E’ perché Ratzinger è e resta il Papa della ragione, con tutta la carica di carità pastorale e di sacro rispetto del mistero, che può dialogare con chiunque dei moderni, chiedendo perentoriamente con ardimento illuministico di fare “come se Dio esistesse” e di stringere con una chiesa estranea al cuore dei non credenti, ma non alla loro mente, un’alleanza etica feconda. La fede non è un atto di semplice accoglimento del “totalmente altro”, è anche quello (come in Paolo e in Karl Barth), ma la sua dimensione esistenziale ha dei limiti. La fede è anche la possibilità della fede riconosciuta nel mondo, come scrive Melloni attribuendo il concetto (concetto, non soffio spirituale, al Papa eletto il 19 aprile dell’anno scorso): “Nonostante gli sforzi di tanto magistero (da Pacem in terris in poi), Ratzinger non considera l’umano affanno per una vita più umana portatore di un bene a cui la chiesa dà nome o dal quale apprende: al contrario egli pensa che solo nell’assunzione della possibilità dell’atto di fede la norma sociale potrà rimanere al di qua del perimetro di una autodistruzione”.

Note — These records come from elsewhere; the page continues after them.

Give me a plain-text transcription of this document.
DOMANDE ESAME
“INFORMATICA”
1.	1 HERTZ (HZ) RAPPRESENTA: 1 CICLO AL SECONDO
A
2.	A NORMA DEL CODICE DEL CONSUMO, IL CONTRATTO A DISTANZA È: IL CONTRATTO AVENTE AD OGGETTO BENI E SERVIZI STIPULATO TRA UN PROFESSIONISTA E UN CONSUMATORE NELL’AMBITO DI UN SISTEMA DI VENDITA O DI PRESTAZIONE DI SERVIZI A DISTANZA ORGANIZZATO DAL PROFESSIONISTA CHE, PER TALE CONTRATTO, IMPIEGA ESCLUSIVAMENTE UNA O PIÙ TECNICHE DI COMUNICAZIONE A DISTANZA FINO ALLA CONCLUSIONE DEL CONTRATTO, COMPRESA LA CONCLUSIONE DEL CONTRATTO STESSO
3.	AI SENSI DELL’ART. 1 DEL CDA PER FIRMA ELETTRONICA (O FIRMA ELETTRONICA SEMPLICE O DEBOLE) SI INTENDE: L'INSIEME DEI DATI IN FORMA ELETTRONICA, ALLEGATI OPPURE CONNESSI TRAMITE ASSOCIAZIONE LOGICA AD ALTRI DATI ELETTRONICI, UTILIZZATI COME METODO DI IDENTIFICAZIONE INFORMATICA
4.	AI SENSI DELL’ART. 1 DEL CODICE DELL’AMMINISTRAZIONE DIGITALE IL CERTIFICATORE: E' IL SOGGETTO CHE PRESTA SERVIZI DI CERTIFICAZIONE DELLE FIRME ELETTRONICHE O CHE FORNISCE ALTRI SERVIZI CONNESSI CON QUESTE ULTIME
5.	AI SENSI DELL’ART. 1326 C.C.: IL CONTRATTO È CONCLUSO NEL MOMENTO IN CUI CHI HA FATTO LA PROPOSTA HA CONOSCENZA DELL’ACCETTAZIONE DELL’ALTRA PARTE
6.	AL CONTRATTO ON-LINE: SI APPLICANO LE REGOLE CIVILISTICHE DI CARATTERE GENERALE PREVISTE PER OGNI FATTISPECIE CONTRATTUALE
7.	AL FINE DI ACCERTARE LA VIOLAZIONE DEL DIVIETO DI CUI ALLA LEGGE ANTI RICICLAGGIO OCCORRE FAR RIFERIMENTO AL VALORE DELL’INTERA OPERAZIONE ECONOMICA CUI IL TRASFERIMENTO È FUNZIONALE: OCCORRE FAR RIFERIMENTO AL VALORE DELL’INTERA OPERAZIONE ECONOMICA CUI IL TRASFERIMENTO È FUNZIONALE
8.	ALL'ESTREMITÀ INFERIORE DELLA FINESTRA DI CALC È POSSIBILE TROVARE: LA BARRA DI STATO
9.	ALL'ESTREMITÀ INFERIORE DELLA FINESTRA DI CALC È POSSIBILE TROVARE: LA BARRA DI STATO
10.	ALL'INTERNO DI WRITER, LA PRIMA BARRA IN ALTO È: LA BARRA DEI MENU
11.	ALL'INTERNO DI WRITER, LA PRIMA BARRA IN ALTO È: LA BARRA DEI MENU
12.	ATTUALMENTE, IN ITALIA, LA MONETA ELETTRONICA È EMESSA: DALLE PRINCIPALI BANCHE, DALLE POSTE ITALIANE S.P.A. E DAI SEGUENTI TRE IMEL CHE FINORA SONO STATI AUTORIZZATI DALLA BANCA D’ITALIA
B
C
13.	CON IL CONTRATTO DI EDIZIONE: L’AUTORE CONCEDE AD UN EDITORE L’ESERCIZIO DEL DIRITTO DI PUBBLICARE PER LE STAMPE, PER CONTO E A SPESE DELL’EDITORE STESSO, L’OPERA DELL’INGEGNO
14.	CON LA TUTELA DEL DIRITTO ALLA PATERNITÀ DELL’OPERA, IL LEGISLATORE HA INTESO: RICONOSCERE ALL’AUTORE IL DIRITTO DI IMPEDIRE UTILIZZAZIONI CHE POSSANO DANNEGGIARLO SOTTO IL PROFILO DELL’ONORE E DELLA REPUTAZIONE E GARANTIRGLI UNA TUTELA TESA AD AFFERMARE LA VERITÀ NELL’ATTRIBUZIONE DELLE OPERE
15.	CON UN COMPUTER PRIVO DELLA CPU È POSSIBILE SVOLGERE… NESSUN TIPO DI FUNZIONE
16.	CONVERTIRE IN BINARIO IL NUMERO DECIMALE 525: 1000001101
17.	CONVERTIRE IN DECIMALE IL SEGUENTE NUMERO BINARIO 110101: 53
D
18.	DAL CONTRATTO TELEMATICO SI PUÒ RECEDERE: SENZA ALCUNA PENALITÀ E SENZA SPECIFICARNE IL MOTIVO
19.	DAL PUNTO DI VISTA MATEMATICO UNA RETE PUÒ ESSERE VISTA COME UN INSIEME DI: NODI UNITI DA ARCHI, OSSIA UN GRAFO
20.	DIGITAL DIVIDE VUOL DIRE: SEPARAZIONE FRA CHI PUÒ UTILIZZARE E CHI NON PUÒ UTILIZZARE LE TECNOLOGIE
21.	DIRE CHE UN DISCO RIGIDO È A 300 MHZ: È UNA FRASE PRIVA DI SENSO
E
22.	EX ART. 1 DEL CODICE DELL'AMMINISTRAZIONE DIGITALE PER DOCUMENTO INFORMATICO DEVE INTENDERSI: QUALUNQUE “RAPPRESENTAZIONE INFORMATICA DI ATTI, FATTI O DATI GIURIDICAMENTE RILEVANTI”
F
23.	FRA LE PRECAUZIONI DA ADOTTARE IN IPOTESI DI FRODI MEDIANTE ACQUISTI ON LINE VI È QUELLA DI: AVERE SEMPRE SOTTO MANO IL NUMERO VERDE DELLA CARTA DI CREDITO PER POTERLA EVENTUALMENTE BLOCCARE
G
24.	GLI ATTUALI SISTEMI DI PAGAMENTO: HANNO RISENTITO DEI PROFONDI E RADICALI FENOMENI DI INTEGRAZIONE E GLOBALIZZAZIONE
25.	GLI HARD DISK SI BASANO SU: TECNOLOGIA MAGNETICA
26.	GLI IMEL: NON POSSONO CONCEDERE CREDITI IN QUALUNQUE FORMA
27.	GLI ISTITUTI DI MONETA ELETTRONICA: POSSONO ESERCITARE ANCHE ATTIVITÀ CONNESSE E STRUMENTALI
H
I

Il Ratzinger di Melloni è dunque il nostro Ratzinger, il teologo che ci ha affascinato per la sua critica del moderno e del secolarismo nichilista, per la sua razionalità oggettivistica, non strumentale, per la sua critica del micropotere morale sproporzionato rispetto al macropotere tecno-scientifico, per la sua opposizione a ogni vento di dottrina relativista. E sono conferme che consolano, quando vengano da una persona seria, che conosce le cose e sa che certe cose non si “decantano” tanto facilmente.
(1) Il 19 aprile “un giornale italiano”, questo che leggete, uscì con la testata speciale “Il Soglio” e con un grande titolo rosso: “La formidabile lezione del professor Ratzinger”. Il giorno dopo, a elezione al Soglio avvenuta, bastò una “e” e il titolo fu: “La formidabile elezione del professor Ratzinger”. Divulgazione anche quella.